La decisión del alcalde Gustavo Petro, de prohibir las corridas en la plaza de toros de Santamaría, no ha bajado la llama taurina bogotana. La ganadería de Mondoñedo organizará un encierro en Puente Piedra, a la entrada de Subachoque en Cundinamarca.

Gonzalo Sanz de Santamaría organiza el evento que será acompañado por una feria. / Gustavo Torrijos

¿Por qué surgen estas corridas de toros en municipios cercanos a Bogotá?

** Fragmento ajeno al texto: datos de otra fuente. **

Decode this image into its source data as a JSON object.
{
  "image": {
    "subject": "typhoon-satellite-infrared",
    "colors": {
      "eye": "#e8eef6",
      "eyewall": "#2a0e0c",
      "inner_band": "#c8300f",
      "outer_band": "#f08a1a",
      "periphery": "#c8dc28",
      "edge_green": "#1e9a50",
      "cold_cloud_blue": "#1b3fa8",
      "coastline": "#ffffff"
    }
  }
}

Porque la plaza de toros fue cerrada por el alcalde arbitrariamente. La plaza de Bogotá va para 85 años. La hizo mi bisabuelo. Decidimos montar una corrida para mantener viva la llama taurina de Bogotá. Es un grito de libertad.

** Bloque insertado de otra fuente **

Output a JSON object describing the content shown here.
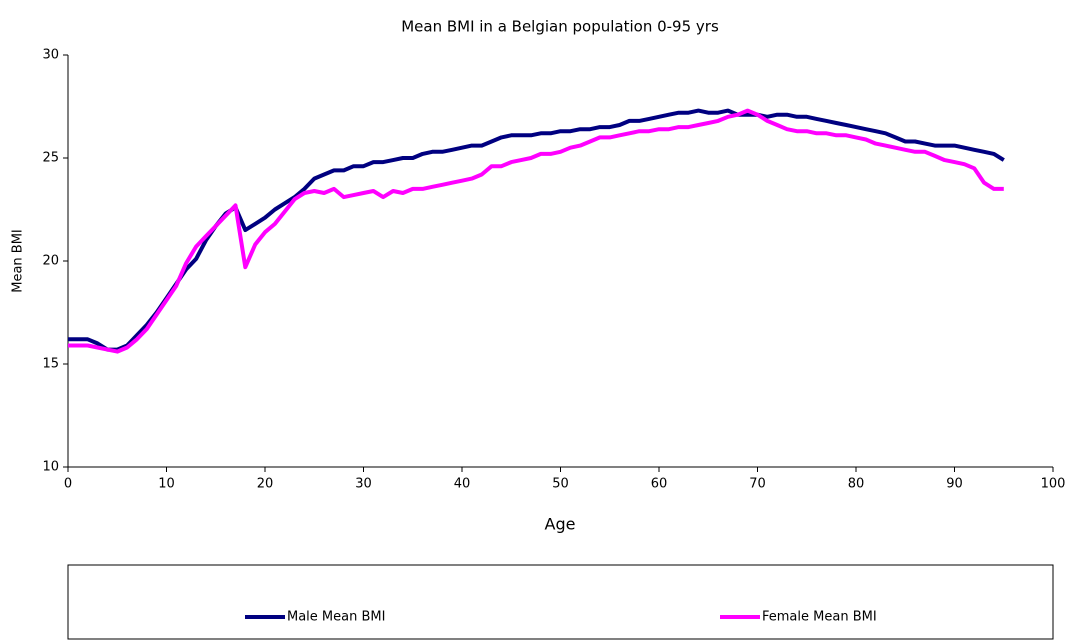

¿Qué van a encontrar los bogotanos en la corrida del domingo?

Estamos montando esta corrida en el exilio. La vamos a dar en Puente Piedra, que es la entrada a Subachoque. Es una feria de comidas y de exposición de arte taurino.

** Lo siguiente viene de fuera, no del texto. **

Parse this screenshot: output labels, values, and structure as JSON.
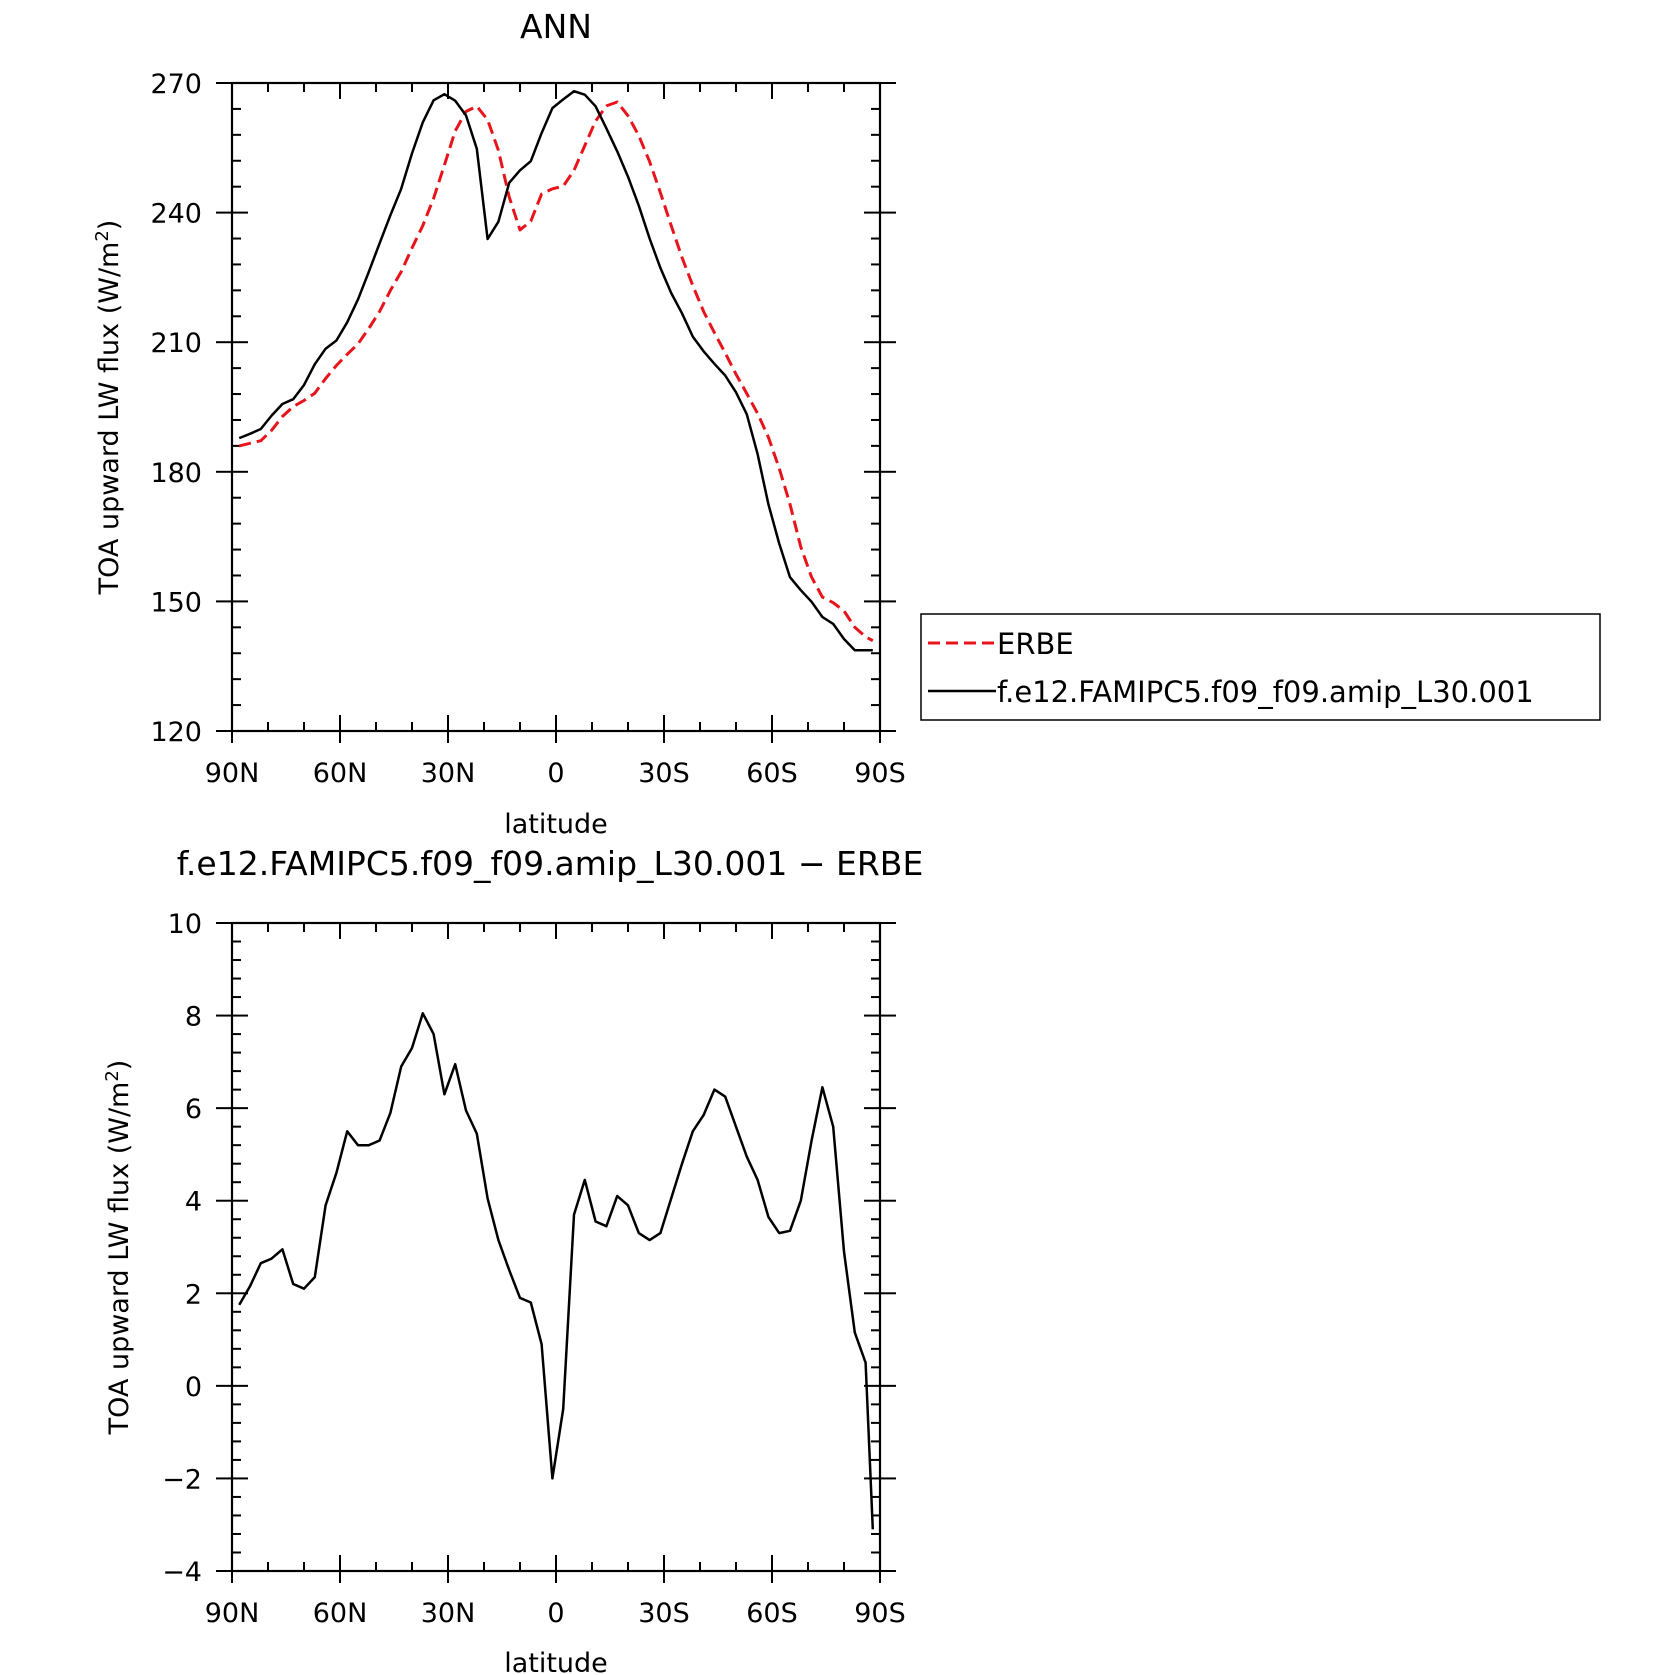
{
  "chart_data": [
    {
      "type": "line",
      "title": "ANN",
      "xlabel": "latitude",
      "ylabel": "TOA upward LW flux (W/m",
      "ylabel_sup": "2",
      "ylabel_close": ")",
      "xlim": [
        90,
        -90
      ],
      "ylim": [
        120,
        270
      ],
      "x_ticks": [
        90,
        60,
        30,
        0,
        -30,
        -60,
        -90
      ],
      "x_tick_labels": [
        "90N",
        "60N",
        "30N",
        "0",
        "30S",
        "60S",
        "90S"
      ],
      "y_ticks": [
        120,
        150,
        180,
        210,
        240,
        270
      ],
      "y_tick_labels": [
        "120",
        "150",
        "180",
        "210",
        "240",
        "270"
      ],
      "legend": {
        "placement": "right",
        "entries": [
          "ERBE",
          "f.e12.FAMIPC5.f09_f09.amip_L30.001"
        ]
      },
      "x": [
        88,
        85,
        82,
        79,
        76,
        73,
        70,
        67,
        64,
        61,
        58,
        55,
        52,
        49,
        46,
        43,
        40,
        37,
        34,
        31,
        28,
        25,
        22,
        19,
        16,
        13,
        10,
        7,
        4,
        1,
        -2,
        -5,
        -8,
        -11,
        -14,
        -17,
        -20,
        -23,
        -26,
        -29,
        -32,
        -35,
        -38,
        -41,
        -44,
        -47,
        -50,
        -53,
        -56,
        -59,
        -62,
        -65,
        -68,
        -71,
        -74,
        -77,
        -80,
        -83,
        -86,
        -88
      ],
      "series": [
        {
          "name": "ERBE",
          "color": "#e8141b",
          "dash": "dashed",
          "values": [
            186,
            186.6,
            187.2,
            189.6,
            192.8,
            195.1,
            196.5,
            198.2,
            201.6,
            204.6,
            207.2,
            209.6,
            213.2,
            217.1,
            222.0,
            226.3,
            231.8,
            237.0,
            243.3,
            251.0,
            258.9,
            263.4,
            264.6,
            261.5,
            254.4,
            243.6,
            236.0,
            238.0,
            244.3,
            245.5,
            246.1,
            249.8,
            255.5,
            261.2,
            264.7,
            265.6,
            262.4,
            257.8,
            251.8,
            244.6,
            237.0,
            229.6,
            223.1,
            217.1,
            212.2,
            207.5,
            202.6,
            198.1,
            193.5,
            188.0,
            180.8,
            172.5,
            162.6,
            155.6,
            151.0,
            149.7,
            147.8,
            144.0,
            141.8,
            140.9
          ]
        },
        {
          "name": "f.e12.FAMIPC5.f09_f09.amip_L30.001",
          "color": "#000000",
          "dash": "solid",
          "values": [
            187.8,
            188.8,
            189.9,
            193.0,
            195.7,
            196.8,
            200.1,
            204.9,
            208.5,
            210.4,
            214.6,
            219.9,
            226.3,
            232.9,
            239.4,
            245.5,
            253.7,
            260.9,
            266.0,
            267.4,
            265.9,
            262.5,
            254.8,
            233.9,
            237.9,
            246.9,
            249.8,
            251.9,
            258.4,
            264.2,
            266.2,
            268.1,
            267.3,
            264.6,
            259.5,
            254.2,
            248.3,
            241.6,
            234.0,
            227.2,
            221.4,
            216.7,
            211.3,
            207.9,
            205.0,
            202.3,
            198.4,
            193.3,
            184.1,
            172.5,
            163.4,
            155.6,
            152.6,
            149.9,
            146.4,
            144.8,
            141.3,
            138.7,
            138.7,
            138.7
          ]
        }
      ]
    },
    {
      "type": "line",
      "title": "f.e12.FAMIPC5.f09_f09.amip_L30.001 − ERBE",
      "xlabel": "latitude",
      "ylabel": "TOA upward LW flux (W/m",
      "ylabel_sup": "2",
      "ylabel_close": ")",
      "xlim": [
        90,
        -90
      ],
      "ylim": [
        -4,
        10
      ],
      "x_ticks": [
        90,
        60,
        30,
        0,
        -30,
        -60,
        -90
      ],
      "x_tick_labels": [
        "90N",
        "60N",
        "30N",
        "0",
        "30S",
        "60S",
        "90S"
      ],
      "y_ticks": [
        -4,
        -2,
        0,
        2,
        4,
        6,
        8,
        10
      ],
      "y_tick_labels": [
        "−4",
        "−2",
        "0",
        "2",
        "4",
        "6",
        "8",
        "10"
      ],
      "x": [
        88,
        85,
        82,
        79,
        76,
        73,
        70,
        67,
        64,
        61,
        58,
        55,
        52,
        49,
        46,
        43,
        40,
        37,
        34,
        31,
        28,
        25,
        22,
        19,
        16,
        13,
        10,
        7,
        4,
        1,
        -2,
        -5,
        -8,
        -11,
        -14,
        -17,
        -20,
        -23,
        -26,
        -29,
        -32,
        -35,
        -38,
        -41,
        -44,
        -47,
        -50,
        -53,
        -56,
        -59,
        -62,
        -65,
        -68,
        -71,
        -74,
        -77,
        -80,
        -83,
        -86,
        -88
      ],
      "series": [
        {
          "color": "#000000",
          "dash": "solid",
          "values": [
            1.75,
            2.15,
            2.65,
            2.75,
            2.95,
            2.2,
            2.1,
            2.35,
            3.9,
            4.6,
            5.5,
            5.2,
            5.2,
            5.3,
            5.9,
            6.9,
            7.3,
            8.05,
            7.6,
            6.3,
            6.95,
            5.95,
            5.45,
            4.05,
            3.15,
            2.5,
            1.9,
            1.8,
            0.9,
            -2.0,
            -0.5,
            3.7,
            4.45,
            3.55,
            3.45,
            4.1,
            3.9,
            3.3,
            3.15,
            3.3,
            4.05,
            4.8,
            5.5,
            5.85,
            6.4,
            6.25,
            5.6,
            4.95,
            4.45,
            3.65,
            3.3,
            3.35,
            4.0,
            5.3,
            6.45,
            5.6,
            2.9,
            1.15,
            0.5,
            -3.1
          ]
        }
      ]
    }
  ]
}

¿Van a seguir en el exilio?

Mientras no podamos volver a nuestra plaza, lo seguiremos haciendo en cualquier municipio cercano a Bogotá.

¿Por qué es importante que se mantenga la fiesta brava?

Es parte de nuestra historia y de nuestra herencia. La gente piensa que nos divertimos con el martirio de un pobre animal.

Entonces, ¿cuál es la diversión?

La historia de la tauromaquia es sencilla. El hombre primitivo empieza a adorar al toro. Es un animal que se distingue en la naturaleza porque es el único que no le huye al peligro. Se vuelve una divinidad. Siendo un dios, tenía que morir porque era una fuente de alimento. Y muere como todos los animales.

Pero no muere como todos los animales, ¿por qué?

Al toro no lo podían matar en un vulgar matadero. Lo tenían que matar de frente, en un templo, rodeado de su gente que lo admiraba.

Los taurinos son una minoría. ¿Cree que no los respetan?

A las otras minorías las respetan porque la gente las entiende. En cuanto a los toros, no le hemos sabido explicar a la gente de dónde vienen. Es el animal que vive con más respeto en la naturaleza. El toro bravo tiene cuatro años de vida privilegiada. Al caballo lo montan. A la vaca la ordeñan. La gallina no puede ver la luz. El toro vive en un resort. Es un rey y le llega el turno. Pero se le da el turno de mostrar las cosas por las cuales ha sido dios.

¿Qué pasaría si se acaba la fiesta brava?

Se acaba una especie.

 ¿Cuánta gente vive de los toros?

La tauromaquia genera más de 40.000 empleos en Colombia, entre directos e indirectos.

En términos sociales y políticos, ¿qué le aporta esta fiesta al país?

Es tal vez el único espectáculo donde se reúne una clase alta, muy alta, con una clase baja, muy baja.

¿Qué diferencia a los toros de Mondoñedo de las demás ganaderías?

Su historia. Se ha mantenido, en sus 92 años, a la cabeza de la ganadería brava colombiana. Tercero, los ganaderos hemos conservado una línea en donde lo que nos interesa es el público, no el torero.

¿Por qué las grandes figuras no lo torean?

A los toreros les gusta un toro más tranquilo, más comercial, más fácil. El toro nuestro no es fácil. Hay que hacerle las cosas bien. Es un toro para aficionados, más que para toreros. Descubre quién es buen torero y quién es mal torero. Estos toros pueden hacer quedar mal.

¿Qué implica eso? ¿Es bueno o malo?

Malo. Al aficionado le encantaría ver a un buen torero con un buen toro. El verdadero aficionado va a ver la corrida de Mondoñedo como quien se deleita con un buen vino. Al buen aficionado le gusta el vino con más cuerpo, con buqué, más astringente. Tenemos un público que ve al toro, no al torero.

Entonces, ¿hay dos tipos de afición?

Sí. Una afición rancia y tradicional y otra que va por el plan y la diversión.

Con los toros anunciados para este domingo, ¿con cuál se queda?

(Risas) Nunca le apuesto a uno solo, ni a dos, ni a tres. A veces le apuesto a uno y el que menos creía resulta siendo el mejor, o viceversa. Le apuesto al conjunto.